You can also use chia seeds to make chia pudding (think tapioca), use them as an egg replacer, or to thicken your smoothies.
When the boys were small I went on a vegetable puree kick. I made pumpkin pancakes, zuchini cakes, carrot cakes and muffins…and while my focus was actually to increase their veggie intake, I was helping them get more fiber in their diet.
You can also add pureed vegetables to just about any recipe from a sauce to a casserole to pizza dough.
Earlier I mentioned Quest Nutrition bars, and for good reason. Quest bars have been some of my favorites for a while now. They come in so many great flavors like Chocolate Chip Cookie Dough, Cinnamon Roll, and Smores.
Quest Bars (Now available at Target!) were created from a simple idea: food should taste as good as it is good for you with zero compromises. People eat for enjoyment rather than sustenance. That’s why Quest is driven to make foods that don’t compromise on taste or nutrition.
Plus, they’re high in fiber at 14 grams per bar and low in sugar. Additionally, Quest Bars have 20-21 grams of protein per bar. About a year ago, Quest switched from using IMO (isomaltooligosaccharides) as the fiber in their protein bars to SCF (soluble corn fiber). This switch not only helped to reduce blood sugar spikes and crashes, but it also made their bars stand up to heat better than before.
Do you know what I’m talking about? There are some bars out there that you can tell with every chalky bite are absolutely a “nutrition” bar – not something you actually enjoy eating.
Quest Bars are seriously delicious. You feel like you’re eating dessert but without all the guilt.

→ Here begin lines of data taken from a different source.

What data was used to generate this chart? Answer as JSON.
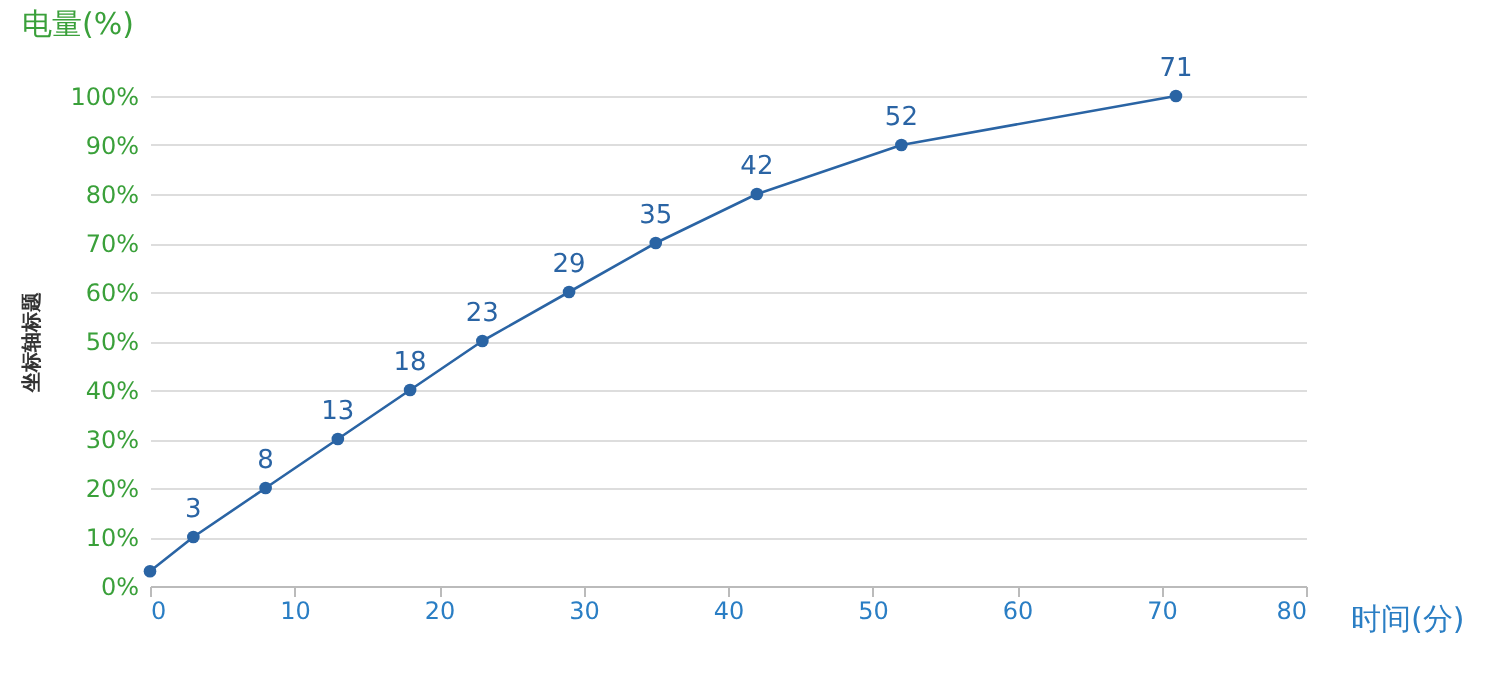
{
  "chart_data": {
    "type": "line",
    "title": "电量(%)",
    "xlabel": "时间(分)",
    "ylabel": "坐标轴标题",
    "x": [
      0,
      3,
      8,
      13,
      18,
      23,
      29,
      35,
      42,
      52,
      71
    ],
    "series": [
      {
        "color": "#2a64a4",
        "values": [
          3,
          10,
          20,
          30,
          40,
          50,
          60,
          70,
          80,
          90,
          100
        ]
      }
    ],
    "annotations": [
      {
        "text": "3",
        "x": 3,
        "y": 10
      },
      {
        "text": "8",
        "x": 8,
        "y": 20
      },
      {
        "text": "13",
        "x": 13,
        "y": 30
      },
      {
        "text": "18",
        "x": 18,
        "y": 40
      },
      {
        "text": "23",
        "x": 23,
        "y": 50
      },
      {
        "text": "29",
        "x": 29,
        "y": 60
      },
      {
        "text": "35",
        "x": 35,
        "y": 70
      },
      {
        "text": "42",
        "x": 42,
        "y": 80
      },
      {
        "text": "52",
        "x": 52,
        "y": 90
      },
      {
        "text": "71",
        "x": 71,
        "y": 100
      }
    ],
    "xlim": [
      0,
      80
    ],
    "xticks": [
      0,
      10,
      20,
      30,
      40,
      50,
      60,
      70,
      80
    ],
    "ylim": [
      0,
      100
    ],
    "yticks": [
      {
        "value": 0,
        "label": "0%"
      },
      {
        "value": 10,
        "label": "10%"
      },
      {
        "value": 20,
        "label": "20%"
      },
      {
        "value": 30,
        "label": "30%"
      },
      {
        "value": 40,
        "label": "40%"
      },
      {
        "value": 50,
        "label": "50%"
      },
      {
        "value": 60,
        "label": "60%"
      },
      {
        "value": 70,
        "label": "70%"
      },
      {
        "value": 80,
        "label": "80%"
      },
      {
        "value": 90,
        "label": "90%"
      },
      {
        "value": 100,
        "label": "100%"
      }
    ],
    "grid": "y",
    "marker": "circle",
    "line_style": "solid"
  }
}
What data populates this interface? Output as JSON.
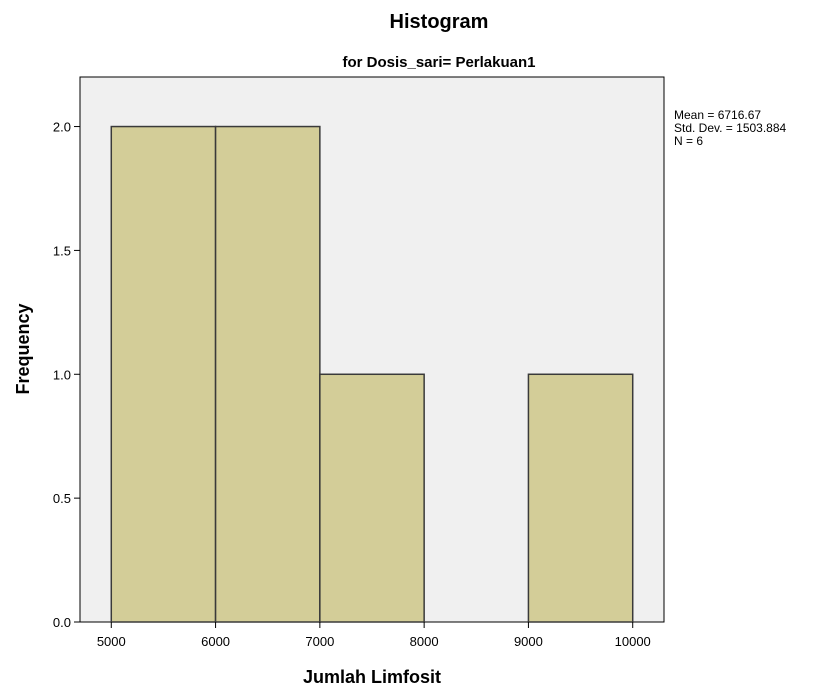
{
  "chart_data": {
    "type": "bar",
    "title": "Histogram",
    "subtitle": "for Dosis_sari= Perlakuan1",
    "xlabel": "Jumlah Limfosit",
    "ylabel": "Frequency",
    "xlim": [
      4700,
      10300
    ],
    "ylim": [
      0,
      2.2
    ],
    "xticks": [
      "5000",
      "6000",
      "7000",
      "8000",
      "9000",
      "10000"
    ],
    "xtick_values": [
      5000,
      6000,
      7000,
      8000,
      9000,
      10000
    ],
    "yticks": [
      "0.0",
      "0.5",
      "1.0",
      "1.5",
      "2.0"
    ],
    "ytick_values": [
      0,
      0.5,
      1.0,
      1.5,
      2.0
    ],
    "bins": [
      {
        "x0": 5000,
        "x1": 6000,
        "value": 2
      },
      {
        "x0": 6000,
        "x1": 7000,
        "value": 2
      },
      {
        "x0": 7000,
        "x1": 8000,
        "value": 1
      },
      {
        "x0": 8000,
        "x1": 9000,
        "value": 0
      },
      {
        "x0": 9000,
        "x1": 10000,
        "value": 1
      }
    ],
    "stats": [
      "Mean = 6716.67",
      "Std. Dev. = 1503.884",
      "N = 6"
    ],
    "colors": {
      "bar_fill": "#d3cd98",
      "bar_stroke": "#3a3a3a",
      "plot_bg": "#f0f0f0",
      "axis": "#000000"
    },
    "grid": false,
    "legend_placement": "right"
  }
}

So. Back to my Target run. When you’re running around chauffeuring the kids, getting groceries, making meetings, and generally acting like a chicken without their head…how many times have you realized that you totally forgot to eat a meal?
It happens to me literally all the time (hence opening a box of bars in the middle of Target like a wild animal). So I made a small change. I created a mom “emergency” kit.
I’ve found that if I can keep an “emergency” kit with me, these occasions tend to happen far less regularly.
Think about the things that you usually need, but don’t necessarily have.
Make Your Own Kit
For me, the list looks like this:
- Sunscreen (Texas.)
- Band-Aids (Boys.)
- Cough Drops
- Food (Mom brain.)
Because I’m working to increase my fiber intake (see above), it makes sense to keep healthy, fiber-filled protein bars on hand that will not only help keep me from eating something I’ll later regret, but I get over half of my daily fiber easily.
Now, you don’t have to have a special bag to put everything in, you can use the pockets on your purse or even your glove compartment (if you don’t live where it’s sweltering).
Having healthy, fiber-filled snacks consistently available will help increase your fiber intake without causing you to have to think too hard about your food choices when you’re way beyond hangry.
And that’s it! I bet that if you work at it, you can bump up your fiber intake easily and see the benefits on the scale.
How do you make sure you get enough fiber?